Larcher (2003) denotes drought as a period without appreciable precipitation, during which the
water content of the soil is reduced to an extent that plants suffer from lack of water. This author
has also stated that drought causes stress in plants if too little water is available in a suitable
thermodynamic state. Consequently, the biological role of water such as serving as solvent,
transport medium, as electron donor in the Hill reaction, and as coolant is often impaired.
Generally, water stress affects plant growth or morphological traits by affecting various essential
physiological and biochemical processes (Farooq et al., 2008). On the other hand, the effect of
water stress is a function of genotype, intensity and duration of stress, weather conditions,
growth and developmental stages of different crop plant species (Sinaki et al., 2007).
2.3 The Genetics and Mechanisms of Drought Tolerance in Plants
Drought tolerance is the capability to survive water-deficit with low tissue water potential. In
most cases, the responses of plants to tissue water-deficit determine their level of drought
tolerance (Blum, 1979). This is achieved by maintaining sufficient cell turgor to allow
metabolism to continue under increasing water deficits. The maintenance of turgor takes place
through osmotic adjustment (accumulation of compatible solutes in cell), increase in elasticity
and decrease in cell size and desiccation tolerance by protoplasmic resistance (Turner and
Kramer, 1980). Furthermore, Gunasekera and Berkowitz (1992) have indicated that osmotic
adjustment enables water uptake to continue under increasing stress in many species and, in
some cases, is associated with maintenance of growth and stable yield under drought. Therefore,
tolerant plants can endure stress by undergoing aforesaid physiological changes in their tissues
thus maintain their cell water potential turgidity at normal level, in spite of soil drought. On the
other hand, plants vary greatly in their capability to tolerate stress conditions; hence some of
them are unable to endure stress so wilt and die (Simmons et al., 1989).

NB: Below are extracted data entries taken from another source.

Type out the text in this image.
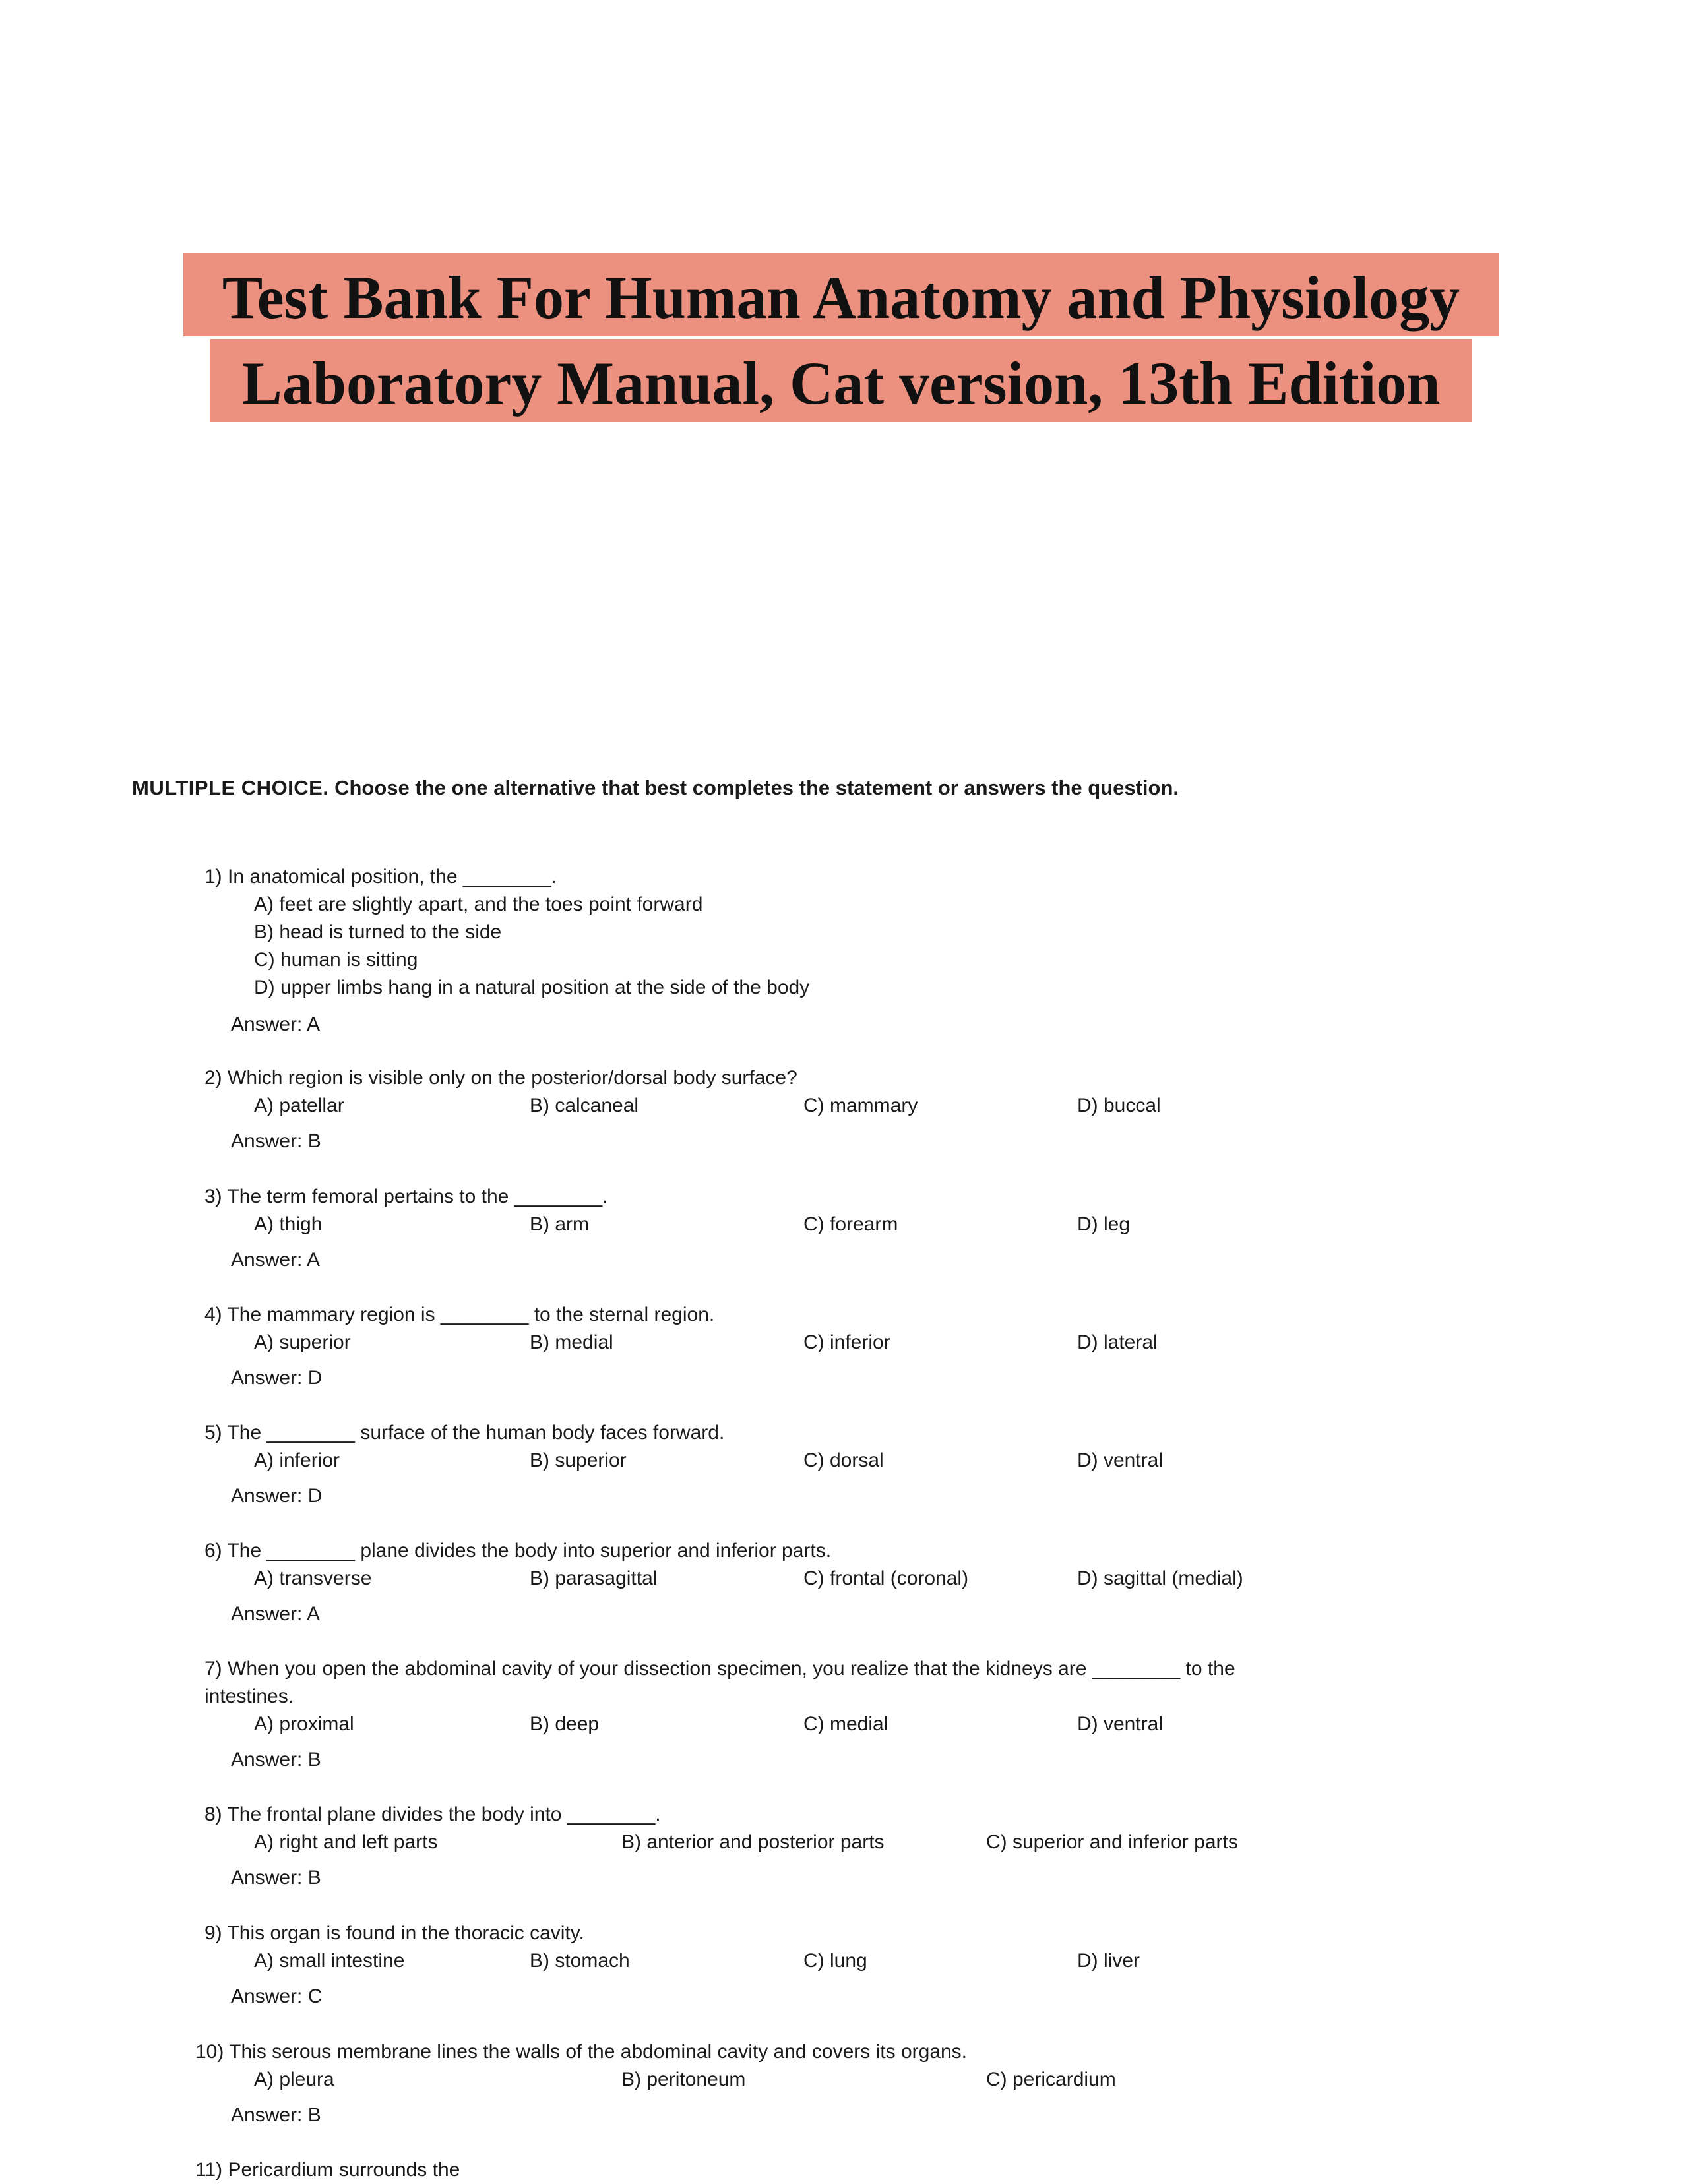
Test Bank For Human Anatomy and Physiology
Laboratory Manual, Cat version, 13th Edition
MULTIPLE CHOICE. Choose the one alternative that best completes the statement or answers the question.
1) In anatomical position, the ________.
A) feet are slightly apart, and the toes point forward
B) head is turned to the side
C) human is sitting
D) upper limbs hang in a natural position at the side of the body
Answer: A
2) Which region is visible only on the posterior/dorsal body surface?
A) patellar	B) calcaneal	C) mammary	D) buccal
Answer: B
3) The term femoral pertains to the ________.
A) thigh	B) arm	C) forearm	D) leg
Answer: A
4) The mammary region is ________ to the sternal region.
A) superior	B) medial	C) inferior	D) lateral
Answer: D
5) The ________ surface of the human body faces forward.
A) inferior	B) superior	C) dorsal	D) ventral
Answer: D
6) The ________ plane divides the body into superior and inferior parts.
A) transverse	B) parasagittal	C) frontal (coronal)	D) sagittal (medial)
Answer: A
7) When you open the abdominal cavity of your dissection specimen, you realize that the kidneys are ________ to the intestines.
A) proximal	B) deep	C) medial	D) ventral
Answer: B
8) The frontal plane divides the body into ________.
A) right and left parts	B) anterior and posterior parts	C) superior and inferior parts
Answer: B
9) This organ is found in the thoracic cavity.
A) small intestine	B) stomach	C) lung	D) liver
Answer: C
10) This serous membrane lines the walls of the abdominal cavity and covers its organs.
A) pleura	B) peritoneum	C) pericardium
Answer: B
11) Pericardium surrounds the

Plants respond to changing drought stimulus with the expression of specific sets of genes that
allow the plants to adapt to the altered environmental conditions. There are two most established
10
approaches to understand the basic genetic responses of plants to drought which involve studying
candidate genes and differential screening. The former is comparing the expression of genes for
the enzymes in drought-induced metabolic pathways under drought versus non-drought
conditions. The expression of these genes is important for drought tolerance and provide useful
information on which genes are expressed as response of drought stimuli. The second approach
uses differential screening to isolate up-regulated genes encoding proteins of known function
associated with desiccation (Sorrells et al., 2007). Most of these genes are induced by the plant
hormone abscisic acid (ABA) (Guerrero et al., 1990; Nordin et al., 1991; Yamaguchi-Shinozaki
et al., 1992). ABA is synthesized through the carotenoid biosynthesis pathway and its
concentration regulated when there are changes in cellular dehydration. Its synthesis becomes
rapid when there is loss of turgor as a result of water deficit. Increased levels of ABA can, in
turn, induce changes in gene expression resulting in stomatal closure in leaves, inhibition of
photosynthesis and the growth of leaves, stems and promote growth of roots (Quarrie and Lister,
1984; Guerrero and Mullet, 1986).
Cell division is the principal determinant of meristem activity and determines the overall plant
growth rate. It has been described that environmental controls of growth rate like water deficit
act by regulating cyclin-dependent kinase (CDK) activity and cell division (Cockcroft et al.,
2000; West et al., 2004). CDKs are a family of protein kinases, each with a positive regulatory
subunit termed a cyclin and the catalytic subunit CDK (den Boer and Murray, 2000). CDKs are
emerging as key players in regulation of cell division and are likely to be regulated at both
transcriptional and post-translational levels in response to stress. For example, maize ZmCdc2 (a
member of the CDK family) was shown to be down regulated by water stress leading to a
decrease in mitotic cell cycling (Setter and Flanningan, 2001).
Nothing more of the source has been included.